9. En dernier lieu, aux termes de l’article 8 de la convention européenne de sauvegarde des droits de l’homme et des libertés fondamentales : " 1° Toute personne a droit au respect de sa vie privée et familiale, de son domicile et de sa correspondance ; 2° Il ne peut y avoir ingérence d’une autorité publique dans l’exercice de ce droit que pour autant que cette ingérence est prévue par la loi et qu’elle constitue une mesure qui, dans une société démocratique, est nécessaire à la sécurité nationale, à la sûreté publique, au bien-être économique du pays, à la défense de l’ordre et à la prévention des infractions pénales, à la protection de la santé ou de la morale, ou à la protection des droits et libertés d’autrui. « . Aux termes des dispositions de l’article L. 423-23 du code de l’entrée et du séjour des étrangers et du droit d’asile : » L’étranger qui n’entre pas dans les catégories prévues aux articles L. 423-1, L. 423-7, L. 423-14, L. 423-15, L. 423-21 et L. 423-22 ou dans celles qui ouvrent droit au regroupement familial, et qui dispose de liens personnels et familiaux en France tels que le refus d’autoriser son séjour porterait à son droit au respect de sa vie privée et familiale une atteinte disproportionnée au regard des motifs du refus, se voit délivrer une carte de séjour temporaire portant la mention « vie privée et familiale » d’une durée d’un an, sans que soit opposable la condition prévue à l’article L. 412-1. / Les liens mentionnés au premier alinéa sont appréciés notamment au regard de leur intensité, de leur ancienneté et de leur stabilité, des conditions d’existence de l’étranger, de son insertion dans la société française ainsi que de la nature de ses liens avec sa famille restée dans son pays d’origine. / L’insertion de l’étranger dans la société française est évaluée en tenant compte notamment de sa connaissance des valeurs de la République ".

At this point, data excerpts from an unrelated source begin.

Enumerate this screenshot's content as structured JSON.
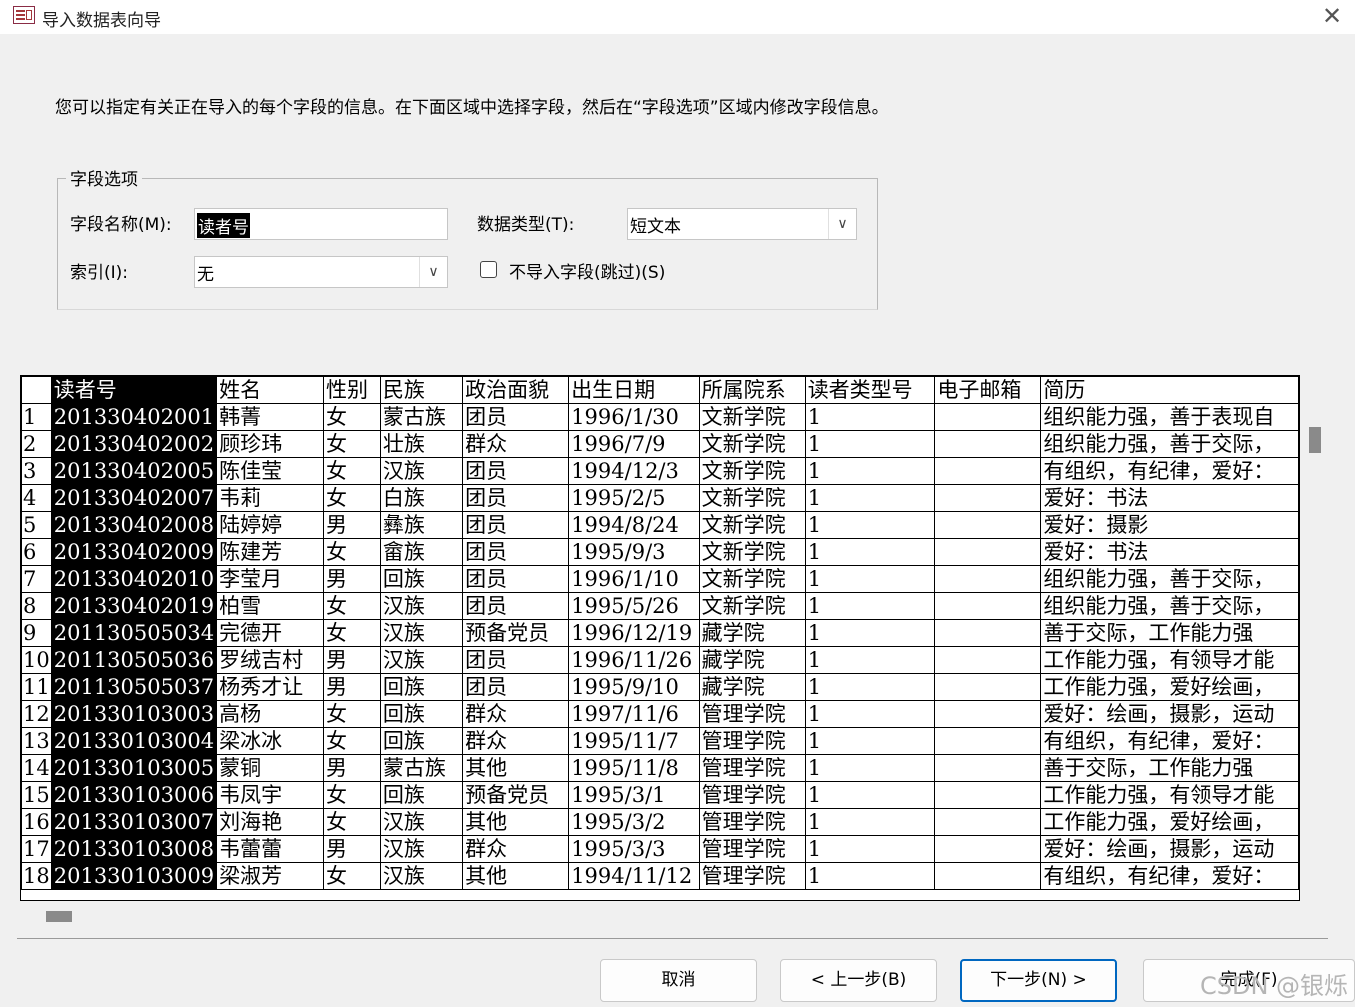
{
  "window": {
    "title": "导入数据表向导",
    "close_glyph": "✕"
  },
  "instruction": "您可以指定有关正在导入的每个字段的信息。在下面区域中选择字段，然后在“字段选项”区域内修改字段信息。",
  "field_options": {
    "legend": "字段选项",
    "field_name_label": "字段名称(M):",
    "field_name_value": "读者号",
    "data_type_label": "数据类型(T):",
    "data_type_value": "短文本",
    "index_label": "索引(I):",
    "index_value": "无",
    "skip_label": "不导入字段(跳过)(S)",
    "skip_checked": false
  },
  "grid": {
    "headers": [
      "读者号",
      "姓名",
      "性别",
      "民族",
      "政治面貌",
      "出生日期",
      "所属院系",
      "读者类型号",
      "电子邮箱",
      "简历"
    ],
    "rows": [
      [
        "1",
        "201330402001",
        "韩菁",
        "女",
        "蒙古族",
        "团员",
        "1996/1/30",
        "文新学院",
        "1",
        "",
        "组织能力强，善于表现自"
      ],
      [
        "2",
        "201330402002",
        "顾珍玮",
        "女",
        "壮族",
        "群众",
        "1996/7/9",
        "文新学院",
        "1",
        "",
        "组织能力强，善于交际，"
      ],
      [
        "3",
        "201330402005",
        "陈佳莹",
        "女",
        "汉族",
        "团员",
        "1994/12/3",
        "文新学院",
        "1",
        "",
        "有组织，有纪律，爱好："
      ],
      [
        "4",
        "201330402007",
        "韦莉",
        "女",
        "白族",
        "团员",
        "1995/2/5",
        "文新学院",
        "1",
        "",
        "爱好：书法"
      ],
      [
        "5",
        "201330402008",
        "陆婷婷",
        "男",
        "彝族",
        "团员",
        "1994/8/24",
        "文新学院",
        "1",
        "",
        "爱好：摄影"
      ],
      [
        "6",
        "201330402009",
        "陈建芳",
        "女",
        "畲族",
        "团员",
        "1995/9/3",
        "文新学院",
        "1",
        "",
        "爱好：书法"
      ],
      [
        "7",
        "201330402010",
        "李莹月",
        "男",
        "回族",
        "团员",
        "1996/1/10",
        "文新学院",
        "1",
        "",
        "组织能力强，善于交际，"
      ],
      [
        "8",
        "201330402019",
        "柏雪",
        "女",
        "汉族",
        "团员",
        "1995/5/26",
        "文新学院",
        "1",
        "",
        "组织能力强，善于交际，"
      ],
      [
        "9",
        "201130505034",
        "完德开",
        "女",
        "汉族",
        "预备党员",
        "1996/12/19",
        "藏学院",
        "1",
        "",
        "善于交际，工作能力强"
      ],
      [
        "10",
        "201130505036",
        "罗绒吉村",
        "男",
        "汉族",
        "团员",
        "1996/11/26",
        "藏学院",
        "1",
        "",
        "工作能力强，有领导才能"
      ],
      [
        "11",
        "201130505037",
        "杨秀才让",
        "男",
        "回族",
        "团员",
        "1995/9/10",
        "藏学院",
        "1",
        "",
        "工作能力强，爱好绘画，"
      ],
      [
        "12",
        "201330103003",
        "高杨",
        "女",
        "回族",
        "群众",
        "1997/11/6",
        "管理学院",
        "1",
        "",
        "爱好：绘画，摄影，运动"
      ],
      [
        "13",
        "201330103004",
        "梁冰冰",
        "女",
        "回族",
        "群众",
        "1995/11/7",
        "管理学院",
        "1",
        "",
        "有组织，有纪律，爱好："
      ],
      [
        "14",
        "201330103005",
        "蒙铜",
        "男",
        "蒙古族",
        "其他",
        "1995/11/8",
        "管理学院",
        "1",
        "",
        "善于交际，工作能力强"
      ],
      [
        "15",
        "201330103006",
        "韦凤宇",
        "女",
        "回族",
        "预备党员",
        "1995/3/1",
        "管理学院",
        "1",
        "",
        "工作能力强，有领导才能"
      ],
      [
        "16",
        "201330103007",
        "刘海艳",
        "女",
        "汉族",
        "其他",
        "1995/3/2",
        "管理学院",
        "1",
        "",
        "工作能力强，爱好绘画，"
      ],
      [
        "17",
        "201330103008",
        "韦蕾蕾",
        "男",
        "汉族",
        "群众",
        "1995/3/3",
        "管理学院",
        "1",
        "",
        "爱好：绘画，摄影，运动"
      ],
      [
        "18",
        "201330103009",
        "梁淑芳",
        "女",
        "汉族",
        "其他",
        "1994/11/12",
        "管理学院",
        "1",
        "",
        "有组织，有纪律，爱好："
      ]
    ]
  },
  "buttons": {
    "cancel": "取消",
    "back": "< 上一步(B)",
    "next": "下一步(N) >",
    "finish": "完成(F)"
  },
  "watermark": "CSDN @银烁",
  "colors": {
    "selected_bg": "#000000",
    "primary_border": "#0067c0"
  }
}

10. M. A soutient qu’il réside en France depuis le 30 décembre 2009, qu’un de ses deux enfants, qui est majeur, y demeure également et que seule sa mère vit encore dans son pays d’origine. Toutefois, il ressort des pièces du dossier que l’intéressé ne justifie être présent régulièrement sur le territoire français que depuis le 9 juillet 2012, date de début de validité de la carte de séjour temporaire portant la mention « vie privée et familiale ». En outre, il a passé la majeure partie de sa vie en République Démocratique du Congo qu’il a quitté à l’âge de 32 ans et n’établit pas être dans l’impossibilité de s’y réinsérer socialement et professionnellement, notamment eu égard à l’expérience professionnelle qu’il a acquise en France. Par ailleurs, il résulte de ce qui vient d’être dit au point 8 que M. A peut bénéficier d’un suivi médical et d’un traitement approprié à son état de santé dans son pays d’origine. Enfin, si l’intéressé fait valoir que le préfet ne pouvait se fonder, pour refuser de lui délivrer un titre de séjour, sur le fait qu’il était défavorablement connu des services de police pour des faits de « violences volontaires par conjoint ou concubin avec ITT de moins de 8 jours », commis le 14 novembre 2012, et pour les faits d'« entrée ou séjour irrégulier » commis le 22 février 2012 dès lors que ceux-ci étaient anciens, isolés et pour lesquels il n’avait pas été condamné, une telle mention constitue, en tout état de cause, un motif surabondant alors qu’il résulte de l’instruction que le préfet du Nord aurait pris la même décision pour les motifs précités. Dans ces conditions, compte tenu de l’ensemble des circonstances de l’espèce, l’arrêté attaqué n’a pas porté à son droit au respect de sa vie privée et familiale une atteinte disproportionnée aux buts en vue desquels il a été pris, n’a donc méconnu ni les stipulations de l’article 8 de la convention européenne de sauvegarde des droits de l’homme et des libertés fondamentales ni les dispositions de l’article L. 423-23 du code de l’entrée et du séjour des étrangers et du droit d’asile et n’est pas davantage entaché d’erreur manifeste d’appréciation. Par suite, les moyens ainsi soulevés doivent être écartés.
11. Il résulte de ce qui précède que M. A n’est pas fondé à demander l’annulation de l’arrêté du 15 septembre 2022 du préfet du Nord portant refus de délivrance d’un titre de séjour mention « vie privée et familiale ». Les conclusions à fin d’annulation présentées par M. A doivent, dès lors, être rejetées et, par voie de conséquence, ses conclusions à fin d’injonction ainsi que celles présentées sur le fondement des dispositions de l’article 37 de la loi du 10 juillet 1991 et de l’article L. 761-1 du code de justice administrative.
D E C I D E :
Article 1er : Il n’y a plus lieu de statuer sur les conclusions tendant à l’admission de M. A au bénéfice de l’aide juridictionnelle à titre provisoire.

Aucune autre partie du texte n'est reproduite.